Development of advanced dehydrogenation catalyst for the production of light olefins

Abstract

Light olefins (e.g., ethylene, propylene, butene, butadiene) are important raw materials for the production of petrochemical products. In the petrochemical industry, they have been mainly produced by steam cracking and fluid catalytic cracking (FCC) of naphtha and other oil-based products. However, in the last decade, the increased availability of shale gas has shifted the reactant feedstock from petroleum-based naphtha to shale-based ethane. Although economical ethylene production has become possible, the ethane cracking mainly produces ethylene compared to naphtha cracking, which leads to supply-demand imbalance of C3–C4 olefins.

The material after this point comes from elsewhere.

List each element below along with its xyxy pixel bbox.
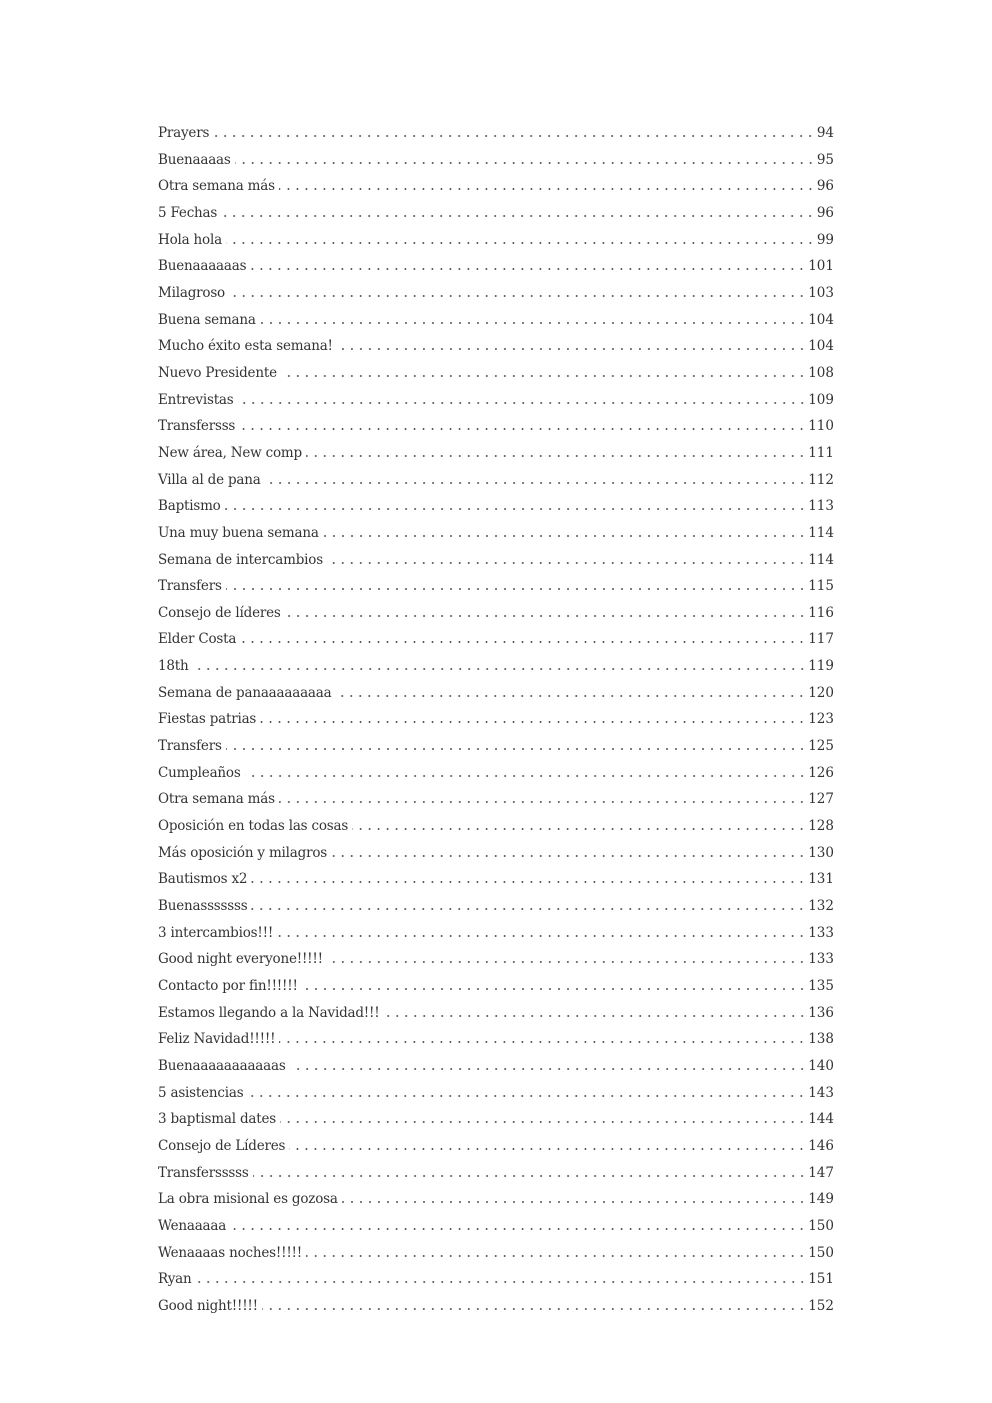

Therefore, in recent years, extensive efforts have been performed to develop on-purpose production of C3–C4 olefins. In this thesis, the development of advanced catalysts for the dehydrogenation process as part of on-purpose production technology will be discussed. The researches had been conducted on the development of carbon-based catalysts for oxidative dehydrogenation and platinum-promoted gallium-doped alumina catalysts for direct dehydrogenation. The results revealed that carbon nanostructure was an important factor in determining the graphitic order and the density of catalytic active site, carbonyl group (C═O). It was also found that the catalytic activity and selectivity of individual active site (C═O) were dependent to their density on the carbon surface. Most carbon materials showed a trade-off relationship between activity and stability, because the carbons with high graphitic order possessed few active sites (C═O). However, the carbon material having the structure of ‘coin-stacking’ carbon layers exceptionally exhibited high catalytic activity and stability simultaneously. Another study investigated the catalytic interaction between Ga and Pt in Pt-promoted Ga-doped alumina catalyst during the propane dehydrogenation. It was found that C–H bond of propane was heterolytically dissociated on the gallium site, whereas platinum facilitates the recombination of hydrogen atoms accumulated on the catalyst surface. To maintain the catalytic interplay of Ga and Pt during the repeated reaction-regeneration cycles, Pt sintering should be suppressed by increasing support-metal interaction while preserving the metallic state, which is active toward H recombination. Atomically dispersed Ce3+ sites on the alumina surface effectively suppressed the sintering of metallic Pt0, exhibiting a significantly improved catalyst stability.